WHILE the City was enjoying its Easter Monday off, Wall Street was out in force. The most astonishing deal signed yesterday was Facebook’s $1bn purchase of Instagram. This was the social network’s biggest purchase to date and comes as a prelude to Facebook’s flotation – but the real story was that Instagram is just 551 days old and employs no more than 13 employees.
The firm had just 100,000 users on 13 October 2010, 200,000 a week later, 300,000 eight days after that and reached 1m by 21 December that year. Six weeks later, it had doubled again, and then again three months and a bit later. It had 27m at last count, which means that Facebook is paying about $37 each. Nice work if you can get it for Instagram’s founders and investors, and they have produced a great piece of software that allows mobile users to share photographs – but as we learnt during the global credit bonanza of the noughties, if it feels and sounds like a crazed bubble, it almost certainly is one.

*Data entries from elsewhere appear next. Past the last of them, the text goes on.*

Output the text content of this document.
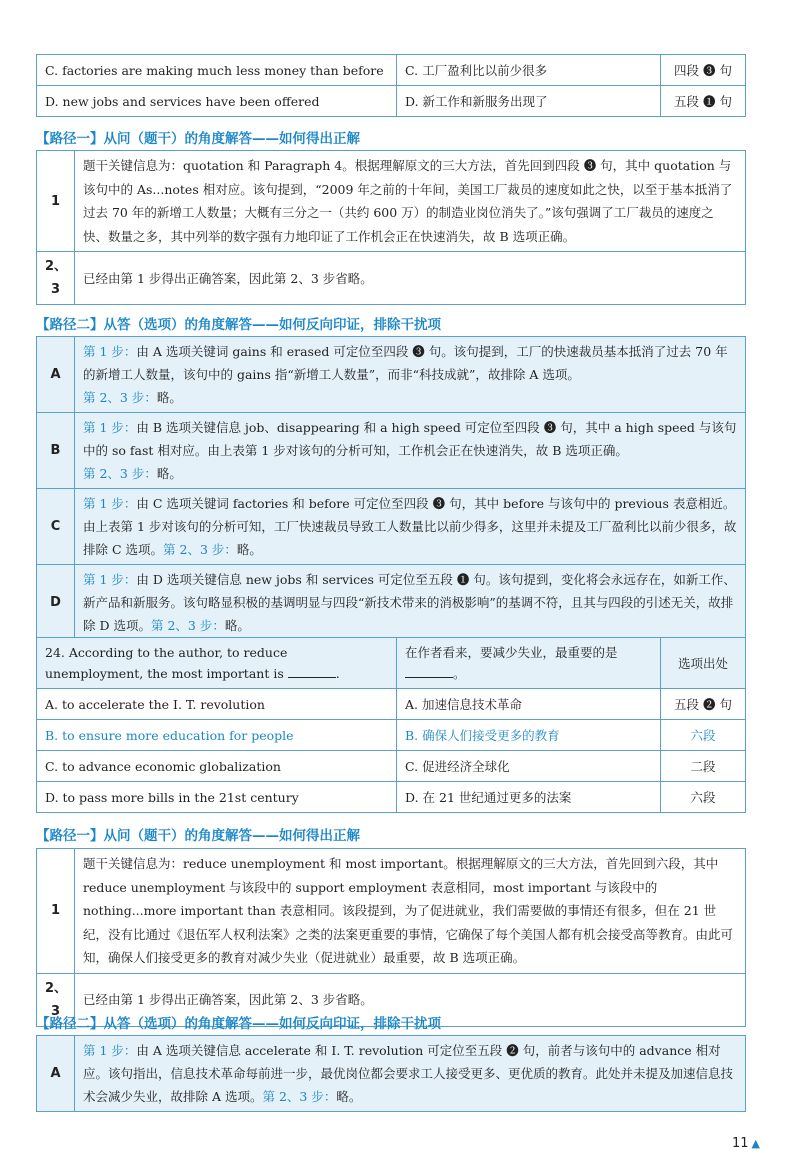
C. factories are making much less money than before	C. 工厂盈利比以前少很多	四段 ❸ 句
D. new jobs and services have been offered	D. 新工作和新服务出现了	五段 ❶ 句
【路径一】从问（题干）的角度解答——如何得出正解
1	题干关键信息为：quotation 和 Paragraph 4。根据理解原文的三大方法，首先回到四段 ❸ 句，其中 quotation 与该句中的 As...notes 相对应。该句提到，“2009 年之前的十年间，美国工厂裁员的速度如此之快，以至于基本抵消了过去 70 年的新增工人数量；大概有三分之一（共约 600 万）的制造业岗位消失了。”该句强调了工厂裁员的速度之快、数量之多，其中列举的数字强有力地印证了工作机会正在快速消失，故 B 选项正确。
2、3	已经由第 1 步得出正确答案，因此第 2、3 步省略。
【路径二】从答（选项）的角度解答——如何反向印证，排除干扰项
A	第 1 步：由 A 选项关键词 gains 和 erased 可定位至四段 ❸ 句。该句提到，工厂的快速裁员基本抵消了过去 70 年的新增工人数量，该句中的 gains 指“新增工人数量”，而非“科技成就”，故排除 A 选项。
第 2、3 步：略。
B	第 1 步：由 B 选项关键信息 job、disappearing 和 a high speed 可定位至四段 ❸ 句，其中 a high speed 与该句中的 so fast 相对应。由上表第 1 步对该句的分析可知，工作机会正在快速消失，故 B 选项正确。
第 2、3 步：略。
C	第 1 步：由 C 选项关键词 factories 和 before 可定位至四段 ❸ 句，其中 before 与该句中的 previous 表意相近。由上表第 1 步对该句的分析可知，工厂快速裁员导致工人数量比以前少得多，这里并未提及工厂盈利比以前少很多，故排除 C 选项。第 2、3 步：略。
D	第 1 步：由 D 选项关键信息 new jobs 和 services 可定位至五段 ❶ 句。该句提到，变化将会永远存在，如新工作、新产品和新服务。该句略显积极的基调明显与四段“新技术带来的消极影响”的基调不符，且其与四段的引述无关，故排除 D 选项。第 2、3 步：略。
24. According to the author, to reduce unemployment, the most important is .	在作者看来，要减少失业，最重要的是。	选项出处
A. to accelerate the I. T. revolution	A. 加速信息技术革命	五段 ❷ 句
B. to ensure more education for people	B. 确保人们接受更多的教育	六段
C. to advance economic globalization	C. 促进经济全球化	二段
D. to pass more bills in the 21st century	D. 在 21 世纪通过更多的法案	六段
【路径一】从问（题干）的角度解答——如何得出正解
1	题干关键信息为：reduce unemployment 和 most important。根据理解原文的三大方法，首先回到六段，其中 reduce unemployment 与该段中的 support employment 表意相同，most important 与该段中的 nothing...more important than 表意相同。该段提到，为了促进就业，我们需要做的事情还有很多，但在 21 世纪，没有比通过《退伍军人权利法案》之类的法案更重要的事情，它确保了每个美国人都有机会接受高等教育。由此可知，确保人们接受更多的教育对减少失业（促进就业）最重要，故 B 选项正确。
2、3	已经由第 1 步得出正确答案，因此第 2、3 步省略。
【路径二】从答（选项）的角度解答——如何反向印证，排除干扰项
A	第 1 步：由 A 选项关键信息 accelerate 和 I. T. revolution 可定位至五段 ❷ 句，前者与该句中的 advance 相对应。该句指出，信息技术革命每前进一步，最优岗位都会要求工人接受更多、更优质的教育。此处并未提及加速信息技术会减少失业，故排除 A 选项。第 2、3 步：略。
11 ▲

It may just be that Facebook – run by the 27-year old Mark Zuckerberg – is clever enough to make its acquisition pay – after all, Instagram’s users upload 5m pictures every day and its new Android app has been phenomenally successful, with 1m downloads in just 24 hours. But others should beware: the last time people paid fortunes for users and eyeballs, rather than for cash flows, it all ended in tears. And even Facebook could stumble: its corporate culture and the rules it imposes on its users may not mesh well with Instagram’s approach. There have been lots of disastrous takeovers in the tech world in recent years, where companies pay huge amounts for an asset which subsequently loses much of its value.

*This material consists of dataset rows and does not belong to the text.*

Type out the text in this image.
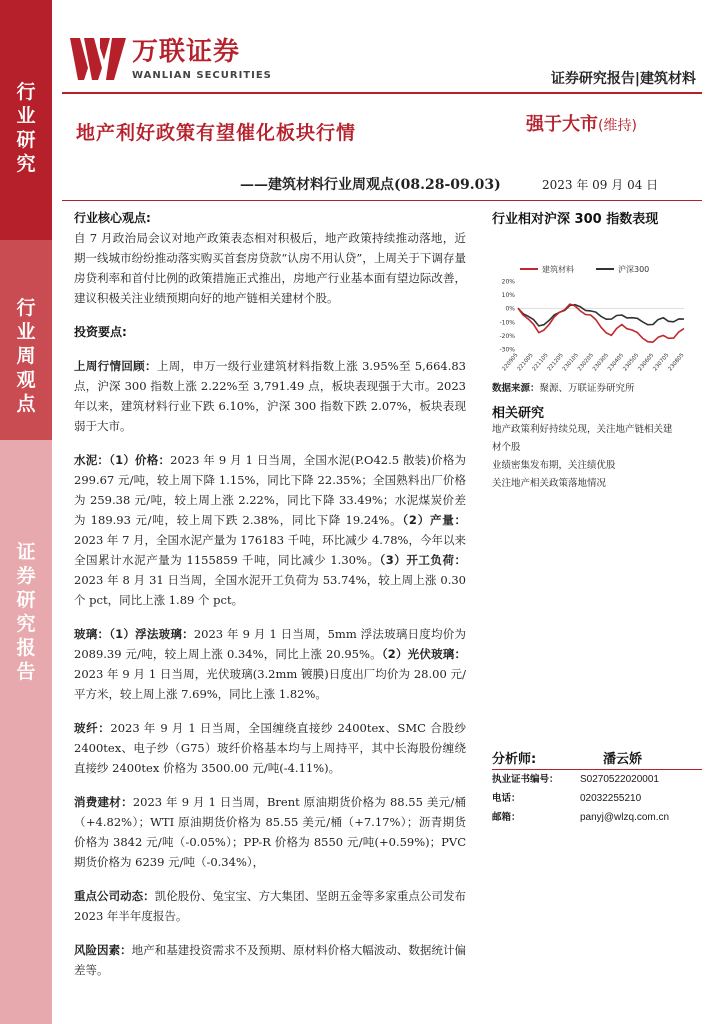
行
业
研
究
行
业
周
观
点
证
券
研
究
报
告
万联证券
WANLIAN SECURITIES	证券研究报告|建筑材料
地产利好政策有望催化板块行情	强于大市(维持)
——建筑材料行业周观点(08.28-09.03)	2023 年 09 月 04 日
行业核心观点:
自 7 月政治局会议对地产政策表态相对积极后，地产政策持续推动落地，近期一线城市纷纷推动落实购买首套房贷款“认房不用认贷”，上周关于下调存量房贷利率和首付比例的政策措施正式推出，房地产行业基本面有望边际改善，建议积极关注业绩预期向好的地产链相关建材个股。
投资要点:
上周行情回顾：上周，申万一级行业建筑材料指数上涨 3.95%至 5,664.83 点，沪深 300 指数上涨 2.22%至 3,791.49 点，板块表现强于大市。2023 年以来，建筑材料行业下跌 6.10%，沪深 300 指数下跌 2.07%，板块表现弱于大市。
水泥：（1）价格：2023 年 9 月 1 日当周，全国水泥(P.O42.5 散装)价格为 299.67 元/吨，较上周下降 1.15%，同比下降 22.35%；全国熟料出厂价格为 259.38 元/吨，较上周上涨 2.22%，同比下降 33.49%；水泥煤炭价差为 189.93 元/吨，较上周下跌 2.38%，同比下降 19.24%。（2）产量：2023 年 7 月，全国水泥产量为 176183 千吨，环比减少 4.78%，今年以来全国累计水泥产量为 1155859 千吨，同比减少 1.30%。（3）开工负荷：2023 年 8 月 31 日当周，全国水泥开工负荷为 53.74%，较上周上涨 0.30 个 pct，同比上涨 1.89 个 pct。
玻璃：（1）浮法玻璃：2023 年 9 月 1 日当周，5mm 浮法玻璃日度均价为 2089.39 元/吨，较上周上涨 0.34%，同比上涨 20.95%。（2）光伏玻璃：2023 年 9 月 1 日当周，光伏玻璃(3.2mm 镀膜)日度出厂均价为 28.00 元/平方米，较上周上涨 7.69%，同比上涨 1.82%。
玻纤：2023 年 9 月 1 日当周，全国缠绕直接纱 2400tex、SMC 合股纱 2400tex、电子纱（G75）玻纤价格基本均与上周持平，其中长海股份缠绕直接纱 2400tex 价格为 3500.00 元/吨(-4.11%)。
消费建材：2023 年 9 月 1 日当周，Brent 原油期货价格为 88.55 美元/桶（+4.82%）；WTI 原油期货价格为 85.55 美元/桶（+7.17%）；沥青期货价格为 3842 元/吨（-0.05%）；PP-R 价格为 8550 元/吨(+0.59%)；PVC 期货价格为 6239 元/吨（-0.34%），
重点公司动态：凯伦股份、兔宝宝、方大集团、坚朗五金等多家重点公司发布 2023 年半年度报告。
风险因素：地产和基建投资需求不及预期、原材料价格大幅波动、数据统计偏差等。
行业相对沪深 300 指数表现
建筑材料	沪深300
20%
10%
0%
-10%
-20%
-30%
220905
221005
221105
221205
230105
230205
230305
230405
230505
230605
230705
230805
数据来源：聚源、万联证券研究所
相关研究
地产政策利好持续兑现，关注地产链相关建
材个股
业绩密集发布期，关注绩优股
关注地产相关政策落地情况
分析师:	潘云娇
执业证书编号：	S0270522020001
电话：	02032255210
邮箱：	panyj@wlzq.com.cn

There are plenty of good internet firms out there today, unlike in 1999-2001, but that is no excuse to pay silly prices for trendy properties – and yes, that means even you, Mark Zuckerberg.
We all know that there has been massive deleveraging in the UK, right? Wrong. As Citigroup’s excellent Michael Saunders calculates, including net public debt (which officially rose to 64 per cent of GDP at the end of last year), the total debt/GDP ratio for the UK (excluding financial firms) was 270 per cent at end-2011, similar to the level of a year earlier (271 per cent) and little changed from the peak (278 per cent of GDP in the third quarter of 2009). It remains far above levels of 10 years ago (191 per cent in late 2001) or 15 years ago (169 per cent of GDP in late 1996).

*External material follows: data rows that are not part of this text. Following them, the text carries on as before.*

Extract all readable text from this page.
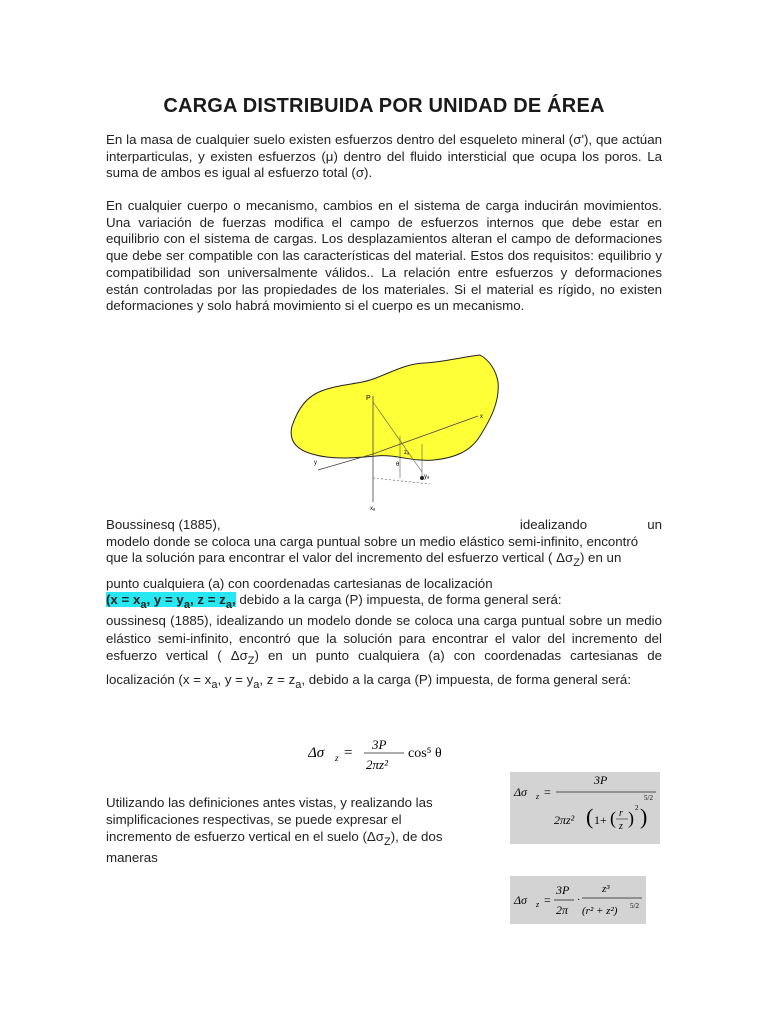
CARGA DISTRIBUIDA POR UNIDAD DE ÁREA

En la masa de cualquier suelo existen esfuerzos dentro del esqueleto mineral (σ'), que actúan interparticulas, y existen esfuerzos (μ) dentro del fluido intersticial que ocupa los poros. La suma de ambos es igual al esfuerzo total (σ).

En cualquier cuerpo o mecanismo, cambios en el sistema de carga inducirán movimientos. Una variación de fuerzas modifica el campo de esfuerzos internos que debe estar en equilibrio con el sistema de cargas. Los desplazamientos alteran el campo de deformaciones que debe ser compatible con las características del material. Estos dos requisitos: equilibrio y compatibilidad son universalmente válidos.. La relación entre esfuerzos y deformaciones están controladas por las propiedades de los materiales. Si el material es rígido, no existen deformaciones y solo habrá movimiento si el cuerpo es un mecanismo.

P
x
y
zₐ
yₐ
θ
xₐ
Boussinesq (1885),	idealizando	un
modelo donde se coloca una carga puntual sobre un medio elástico semi-infinito, encontró
que la solución para encontrar el valor del incremento del esfuerzo vertical ( $\Delta\sigma_Z$) en un
punto cualquiera (a) con coordenadas cartesianas de localización
($x = x_a$, $y = y_a$, $z = z_a$, debido a la carga (P) impuesta, de forma general será:
oussinesq (1885), idealizando un modelo donde se coloca una carga puntual sobre un medio elástico semi-infinito, encontró que la solución para encontrar el valor del incremento del esfuerzo vertical ( $\Delta\sigma_Z$) en un punto cualquiera (a) con coordenadas cartesianas de localización ($x = x_a$, $y = y_a$, $z = z_a$, debido a la carga (P) impuesta, de forma general será:
Δσ z =
3P
2πz²
cos⁵ θ
Utilizando las definiciones antes vistas, y realizando las simplificaciones respectivas, se puede expresar el incremento de esfuerzo vertical en el suelo $(\Delta\sigma_Z)$, de dos maneras
Δσ z =
3P
2πz² ( 1+ ( r
z ) 2 )
5/2
Δσ z =
3P
2π
·
z³
(r² + z²) 5/2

The situation in the private sector is better but not sufficiently so. The private debt/GDP ratio (excluding financial firms) fell to 206 per cent at end-2011 from 231 per cent in late 2008. But this remains far higher than 10 years ago (160 per cent) or 15 years ago (127 per cent). Taking just households, the ratio fell from 111 per cent at peak in the first quarter of 2009 to 101 per cent late last year — but this was just 69 per cent 15 years earlier. We won’t need to go all the way back down – but greater deleveraging will be required. For non-financial firms, debt as share of GDP is down from 121 per cent in the fourth quarter of 2008 to 105 per cent – but that remains far higher than the 82 per cent seen a decade ago or the 58 per cent seen 15 years ago – even before pension fund deficits, which ensured that overall corporate liabilities actually rose last year. The UK can probably bear more debt than 15 years ago – but not this much.
One thing is sure: we will all have to tighten our belts for many more years to come.